The ambiguities around mounting a “reasonable” defense can leave Canadians facing criminal charges. In 2010, Ian Thompson, a former firearms instructor, was charged with careless use of a firearm after firing warning shots into the air with a revolver in order to ward off arsonists attacking his home with Molotov cocktails. Some of the charges against Thompson were later dropped, and the then-Justice Minister expressed support for the idea of firing warning shots as a reasonable response. Meanwhile, the Liberal and NDP opposition, as well as as police associations, however, worried that this rhetoric would encourage vigilantism and produce more harm than good.
Ironically, over ten years later, the effect of this mindset may be the exact opposite. The risk-averse approach has produced a chilling effect on self-defense itself. The Canadian press is now reminding people that Canadians can, in fact, defend themselves if threatened, and warned of “misinformation” telling them otherwise.
Unfortunately, much of the legal establishment seems to be under the impression that it is the public’s responsibility to understand all of the nuances of what “reasonableness” entails. While laws do exist, much of the application is determined by a complex web of common law decisions. The result has been a standard that doesn’t seem so reasonable after all. This forces Canadians to measure their survival instincts against a post hoc legal fiction. Saying that it’s perfectly reasonable to cut someone who is attacking you in the heat of the moment, but that it is unreasonable to do so in an “aggravated” way is a rule that offers little practical guidance.

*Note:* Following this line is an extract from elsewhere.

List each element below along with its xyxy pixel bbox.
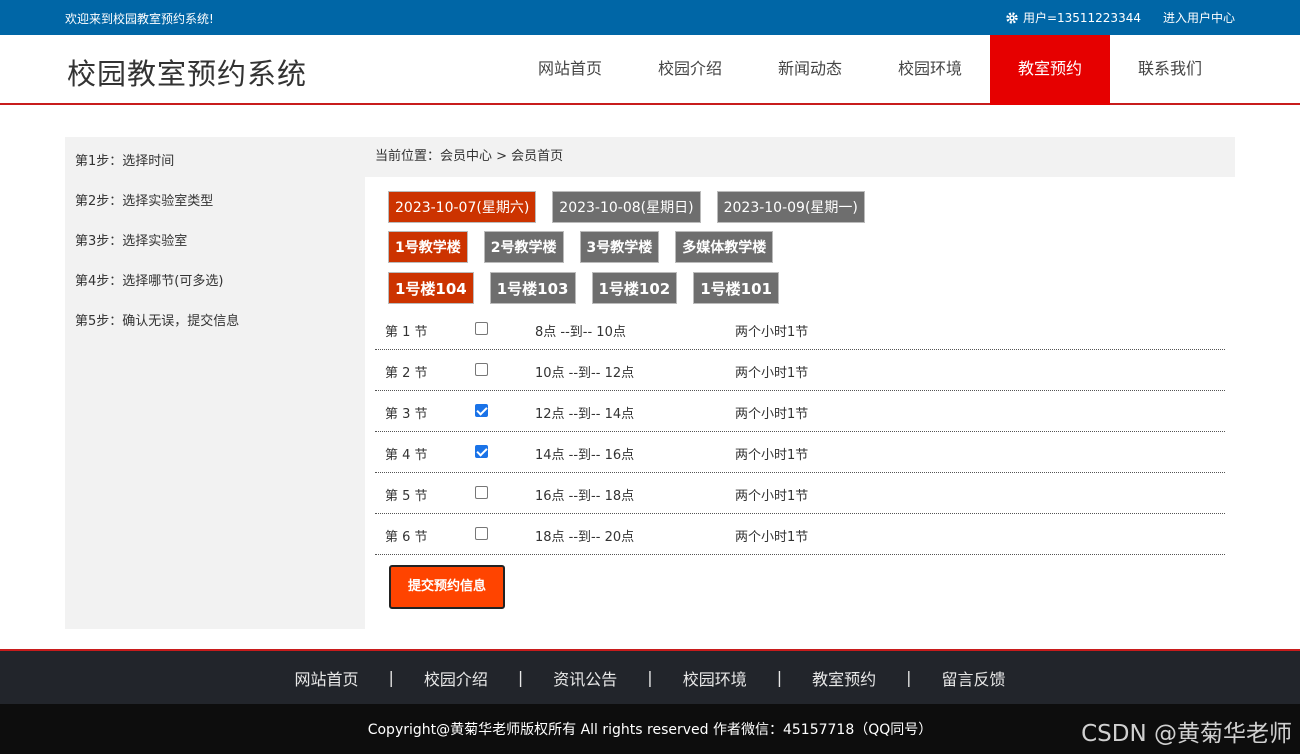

We may not know all the details in the McDonald case, but the conflicting responses from our political officials do suggest a larger problem. No one is advocating for mob justice, but the whole point of a “reasonable” standard is that it is action-guiding for average reasonable people. Laws in a democratic society are not static, but adapt to lived experience. They must be tested against the needs of real people if they are going to be a useful tool for coordinating social life. If there is widespread opposition to the way the law applies that standard, perhaps the problem is the isolation of law from the lived realities of average people, not people’s misunderstanding of legal nuance.